No me quedaba más remedio que lidiar con el chino desde una posición de fuerza. Sí, yo era grande, y por más que mi periferia fuese vulnerable, mi centro era duro como el acero. De modo que atacaría desde el centro. Diría que respaldaría a Victor y, cuando se distrajese, confiado por la falsa sensación de seguridad que ello le produciría, lo atacaría inesperadamente y con tanta ferocidad como para dejarlo en la calle.

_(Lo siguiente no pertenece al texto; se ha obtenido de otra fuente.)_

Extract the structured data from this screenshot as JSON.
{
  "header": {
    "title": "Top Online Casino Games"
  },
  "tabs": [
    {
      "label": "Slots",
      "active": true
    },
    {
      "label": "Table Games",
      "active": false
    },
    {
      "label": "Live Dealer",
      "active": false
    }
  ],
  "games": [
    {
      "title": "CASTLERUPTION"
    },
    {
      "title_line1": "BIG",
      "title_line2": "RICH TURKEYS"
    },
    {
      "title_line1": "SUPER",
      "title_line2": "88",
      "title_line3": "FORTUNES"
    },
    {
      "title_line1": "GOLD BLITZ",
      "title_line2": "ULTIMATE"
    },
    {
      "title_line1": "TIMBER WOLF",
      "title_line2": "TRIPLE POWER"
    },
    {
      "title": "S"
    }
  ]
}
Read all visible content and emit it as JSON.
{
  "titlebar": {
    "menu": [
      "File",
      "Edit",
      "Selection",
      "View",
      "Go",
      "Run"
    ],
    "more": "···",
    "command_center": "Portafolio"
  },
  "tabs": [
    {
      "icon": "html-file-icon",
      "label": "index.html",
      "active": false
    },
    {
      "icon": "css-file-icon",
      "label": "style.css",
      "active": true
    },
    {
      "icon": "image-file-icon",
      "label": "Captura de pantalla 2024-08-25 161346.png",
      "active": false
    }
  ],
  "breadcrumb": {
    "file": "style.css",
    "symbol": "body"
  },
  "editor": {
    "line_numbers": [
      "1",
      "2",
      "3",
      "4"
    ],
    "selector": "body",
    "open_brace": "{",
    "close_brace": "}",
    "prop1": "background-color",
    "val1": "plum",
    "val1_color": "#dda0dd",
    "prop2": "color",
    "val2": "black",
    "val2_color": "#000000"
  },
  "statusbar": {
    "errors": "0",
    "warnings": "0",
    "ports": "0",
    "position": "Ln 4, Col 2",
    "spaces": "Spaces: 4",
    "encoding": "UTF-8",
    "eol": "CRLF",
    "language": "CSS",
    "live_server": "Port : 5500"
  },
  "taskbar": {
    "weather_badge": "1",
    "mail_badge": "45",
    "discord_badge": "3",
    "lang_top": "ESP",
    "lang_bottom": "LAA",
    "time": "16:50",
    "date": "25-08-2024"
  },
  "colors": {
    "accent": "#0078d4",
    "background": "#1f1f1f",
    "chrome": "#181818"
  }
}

Lo primero era pedirle que me esperara tres meses para darme tiempo a que me deshiciera de mis acciones de Judicate. El chino lo entendería, y no sospecharía nada. Mientras, yo negociaría con Cabeza Cuadrada, a quien le arrancaría algunas concesiones. Dado que era socio de Stratton en un veinte por ciento, era un obstáculo para los otros strattonitas, que aspiraban a un trozo del pastel.

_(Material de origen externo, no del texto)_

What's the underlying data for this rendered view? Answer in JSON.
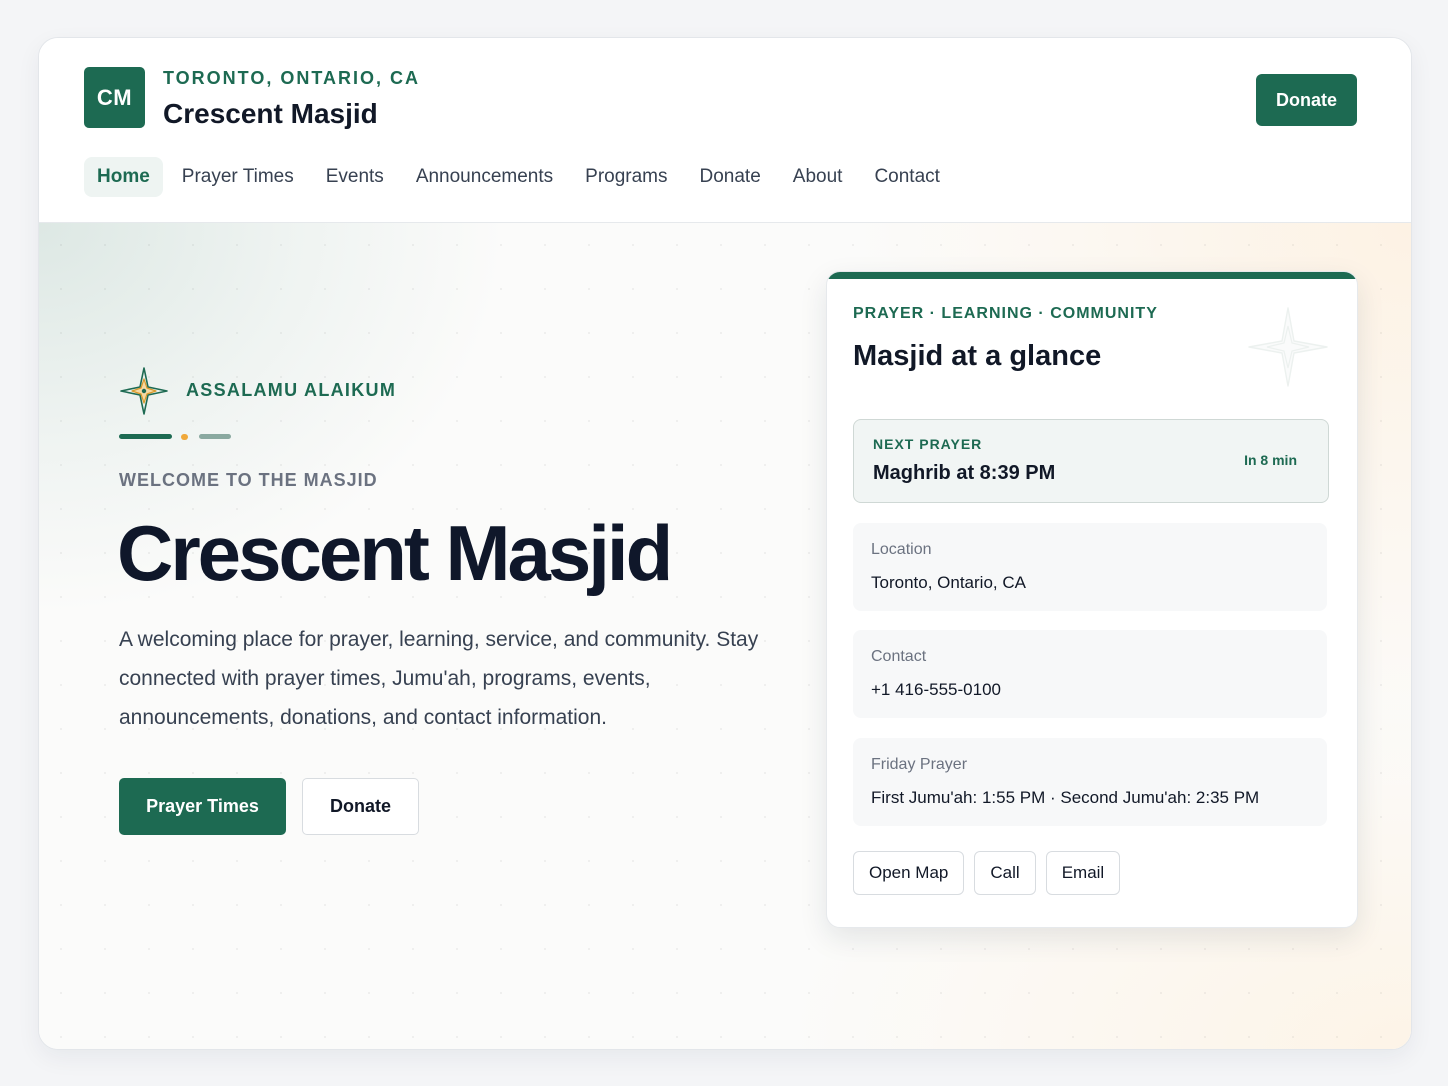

Una vez que pusiera a Victor en carrera, lo haría ganar dinero, pero no demasiado. Le aconsejaría que negociara de manera que lo dejasen sutilmente expuesto. Había formas de hacerlo que solo los operadores más sofisticados podían entender, pero Victor no. Sacaría ventaja de su gigantesco ego chino, diciéndole que le convenía retener grandes bloques de acciones en la cuenta de negocios de su empresa. Y, cuando menos lo esperara, cuando estuviese en su momento más vulnerable, me lanzaría sobre él, descargando toda mi potencia en el ataque. Haría que el Chino Depravado tuviera que salir del puto negocio. Vendería acciones a través de nombres y entidades cuya existencia Victor ni siquiera sospechaba, nombres cuya vinculación conmigo jamás podría establecerse, nombres que harían que se rascara, perplejo, su cabezota de panda. Descargaría una andanada de ventas tan veloz y furiosa que antes de que pudiera darse cuenta de lo que ocurría estaría sin trabajo y también fuera de mi camino para siempre.

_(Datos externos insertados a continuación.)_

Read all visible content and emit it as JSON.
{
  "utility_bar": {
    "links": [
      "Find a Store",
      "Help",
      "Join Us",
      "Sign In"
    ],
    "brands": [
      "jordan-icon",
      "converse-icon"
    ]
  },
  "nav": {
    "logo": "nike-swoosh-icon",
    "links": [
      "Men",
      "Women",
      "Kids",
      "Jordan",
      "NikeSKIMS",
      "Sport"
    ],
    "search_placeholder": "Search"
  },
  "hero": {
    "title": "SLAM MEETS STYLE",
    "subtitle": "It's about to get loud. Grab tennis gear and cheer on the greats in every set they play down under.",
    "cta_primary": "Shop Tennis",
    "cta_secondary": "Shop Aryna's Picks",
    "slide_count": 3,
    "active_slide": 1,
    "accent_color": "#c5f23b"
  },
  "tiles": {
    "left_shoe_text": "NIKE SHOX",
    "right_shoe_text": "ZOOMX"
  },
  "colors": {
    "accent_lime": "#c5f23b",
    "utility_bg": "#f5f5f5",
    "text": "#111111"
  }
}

Claro que Cabeza Cuadrada perdería algún dinero en el proceso, pero no por ello dejaría de ser rico. Se trataría de daños colaterales.

Le sonreí a Cabeza Cuadrada.

—Como te he dicho, me reuniré con Victor por el respeto que te tengo. Pero no puedo hacerlo hasta la semana que viene. Hagámoslo en Atlantic City, una vez que arreglemos cuentas con las ratoneras. Doy por sentado que Victor no tendrá problemas en ir, ¿o sí?

Cabeza Cuadrada asintió.

—Irá donde quieras.

—Bien. Mientras, más vale que le hagas entender cómo son las cosas. Por más que me presione, no voy a hacer nada hasta que no considere que existan las suficientes condiciones. Y eso no ocurrirá hasta que no me haya deshecho de Judicate. ¿Me entiendes?

Asintió con aire orgulloso.

—Siempre y cuando sepa que lo respaldas, esperará todo lo que quieras.

¿Siempre y cuando? ¡Qué estúpido era Cabeza Cuadrada! ¿Me lo estaba imaginando, o acababa de demostrar una vez más qué poco sabía de las cosas? Con sus palabras, confirmó lo que yo ya sabía: que la lealtad del chino era condicional.

Sí, Cabeza Cuadrada era leal. Era puro Stratton. Pero no hay quien pueda servir a dos amos durante mucho tiempo y, por cierto, nadie puede hacerlo de forma continua. Y eso era el Chino Depravado: otro amo. Acechaba entre bambalinas, manipulaba la débil mente de Cabeza Cuadrada, sembraba la discordia entre mis huestes, empezando por mi socio junior.

Se preparaba una guerra. Se cernía sobre el horizonte, y tendría lugar en un futuro no muy lejano. Y era una guerra que yo ganaría.